Kazuhiko menoleh, seperti menimbang-nimbang jawaban sambil membereskan buku-buku, sementara aku kembali membiarkan dua kawanku beradu mulut--dengan tenang mengamati dari kursi tinggi di samping kiri Kazuhiko. "Untuk apa? Buang-buang uang saja, lagipula aku tidak berniat mengejar tiket masuk universitas."

"Kamu membuang-buang waktu Ryu dengan berbagai macam persoalan matematika dasar." Teringat bahwa Kakek bisa saja muncul kembali jika perbincangan terlalu panas, aku berinisiatif meredakan.

"Aku sendiri yang membuat kesepakatan dengan Kazuhiko, aku juga ikut belajar hanya dengan mengajarinya." Jelasku sambil mengingat-ingat kejadian beberapa hari lalu, dua monster premium dalam permainan daring dan empat belas jam pelatihan matematika intensif.
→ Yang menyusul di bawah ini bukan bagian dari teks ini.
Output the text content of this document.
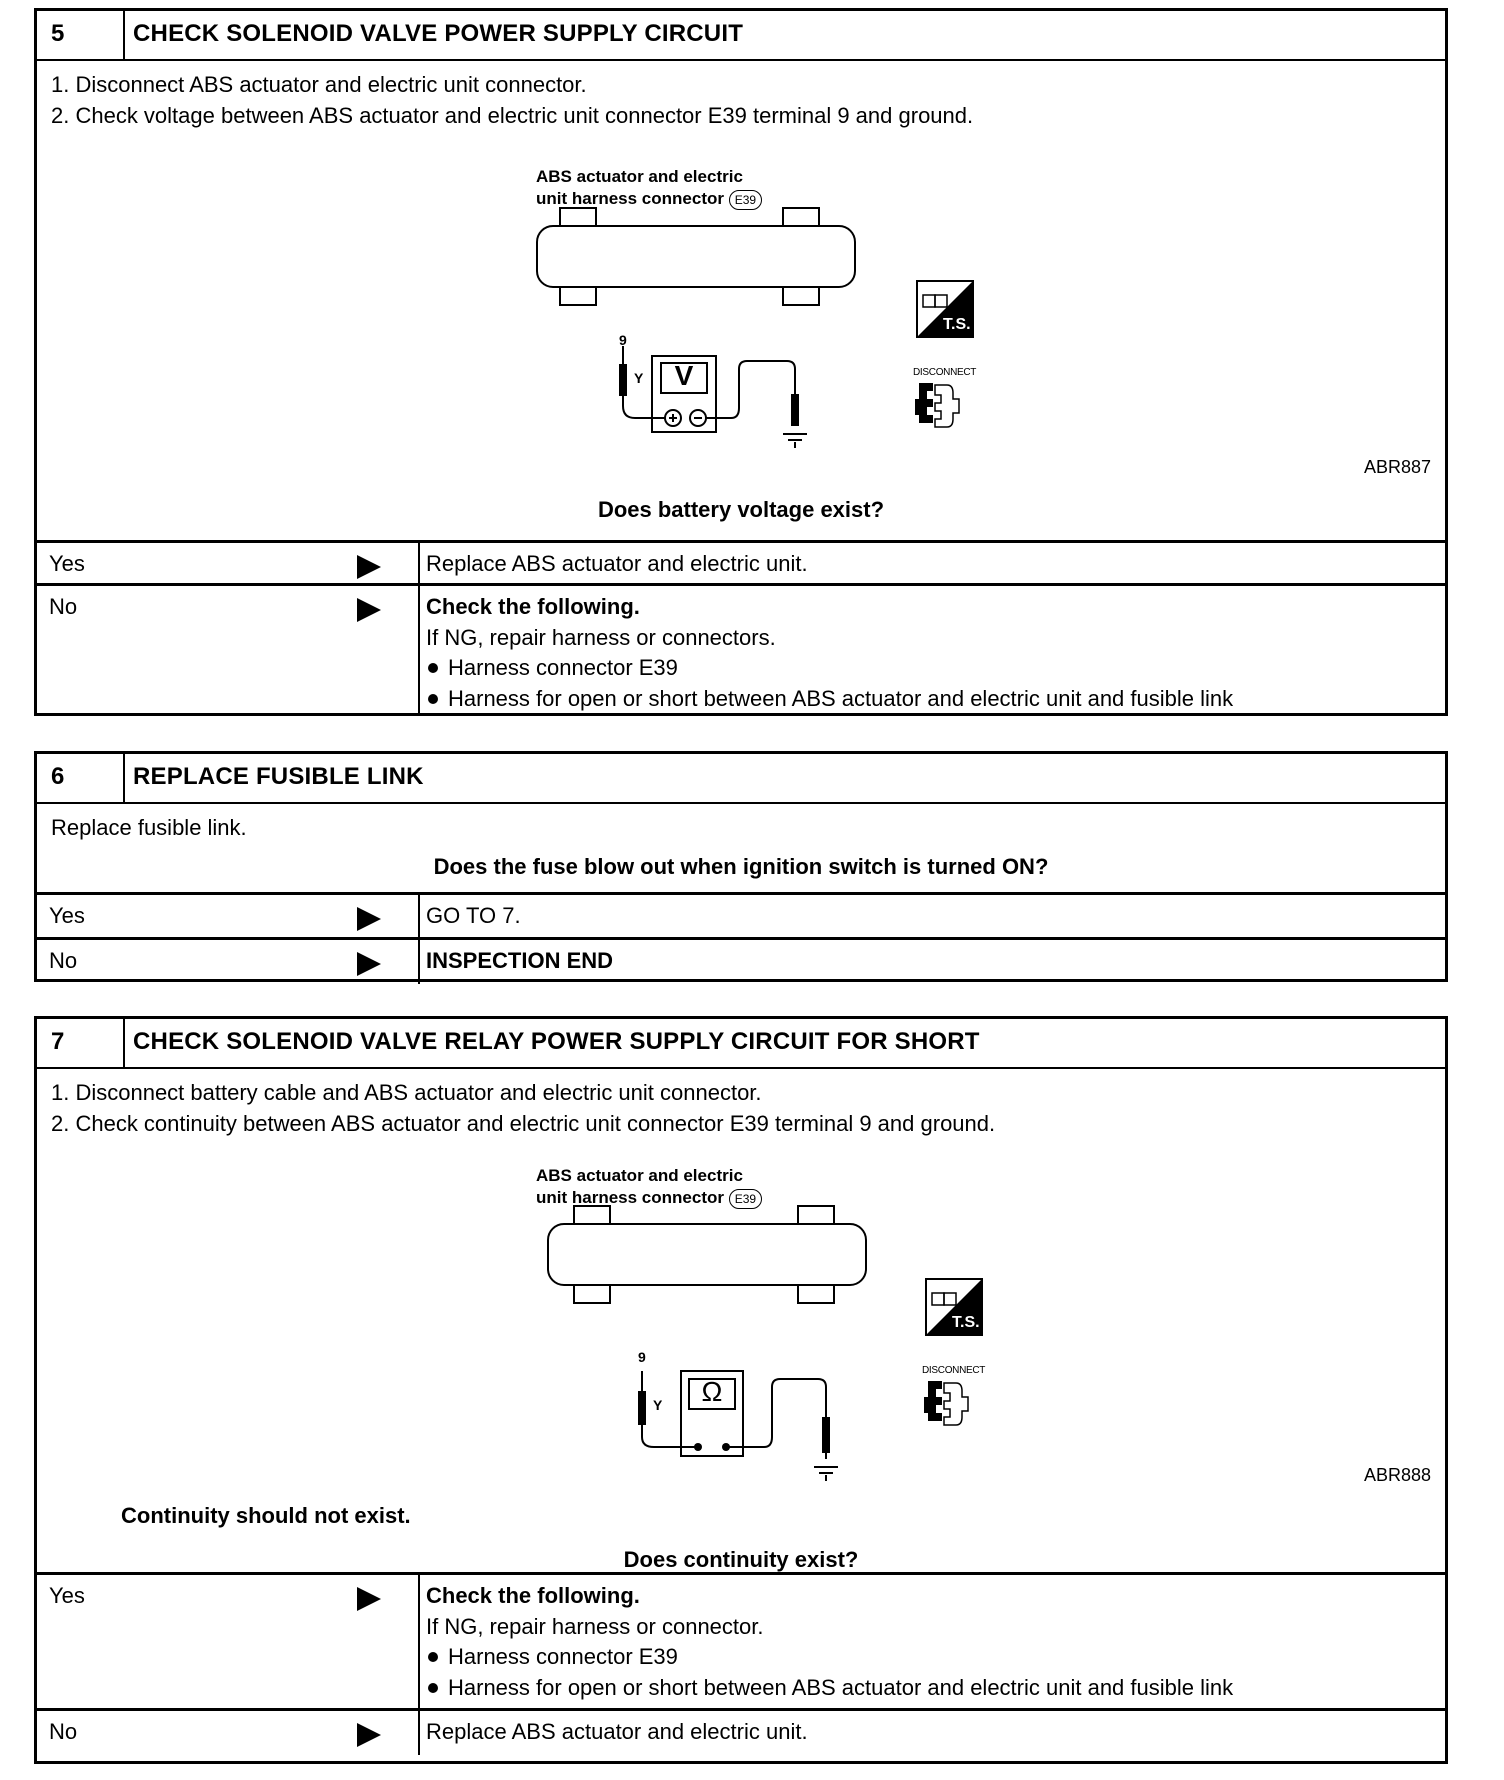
5	CHECK SOLENOID VALVE POWER SUPPLY CIRCUIT
1. Disconnect ABS actuator and electric unit connector.
2. Check voltage between ABS actuator and electric unit connector E39 terminal 9 and ground.
ABS actuator and electric
unit harness connector E39
9
Y	V
T.S.
DISCONNECT
ABR887
Does battery voltage exist?
Yes	Replace ABS actuator and electric unit.
No	Check the following.
If NG, repair harness or connectors.
Harness connector E39
Harness for open or short between ABS actuator and electric unit and fusible link
6	REPLACE FUSIBLE LINK
Replace fusible link.
Does the fuse blow out when ignition switch is turned ON?
Yes	GO TO 7.
No	INSPECTION END
7	CHECK SOLENOID VALVE RELAY POWER SUPPLY CIRCUIT FOR SHORT
1. Disconnect battery cable and ABS actuator and electric unit connector.
2. Check continuity between ABS actuator and electric unit connector E39 terminal 9 and ground.
ABS actuator and electric
unit harness connector E39
9
Y	Ω
T.S.
DISCONNECT
ABR888
Continuity should not exist.
Does continuity exist?
Yes	Check the following.
If NG, repair harness or connector.
Harness connector E39
Harness for open or short between ABS actuator and electric unit and fusible link
No	Replace ABS actuator and electric unit.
"Omong-omong, Asami sedang dalam perjalanan menuju kemari." Gadis tangguh itu mengganti topik dengan tiba-tiba. Aku menanyakan mengapa, bagaimana, serta berusaha mengecek kebenaran dari omongan Maeko, meski rasanya tidak banyak berguna. Lantas Gadis yang Tidak ada Manis-manisnya itu menjelaskan isi dari pesan-pesan serta jawaban yang ia kirim dan dapat dari Asami.

"Ia sedang mengerjakan soal-soal fisika tapi karena sulit ia menanyakan cara pengerjaannya padaku, jadi kusuruh saja ia datang kemari." Kazuhiko menanggapi dengan keluhan serta pernyataan betapa bencinya ia dengan fisika.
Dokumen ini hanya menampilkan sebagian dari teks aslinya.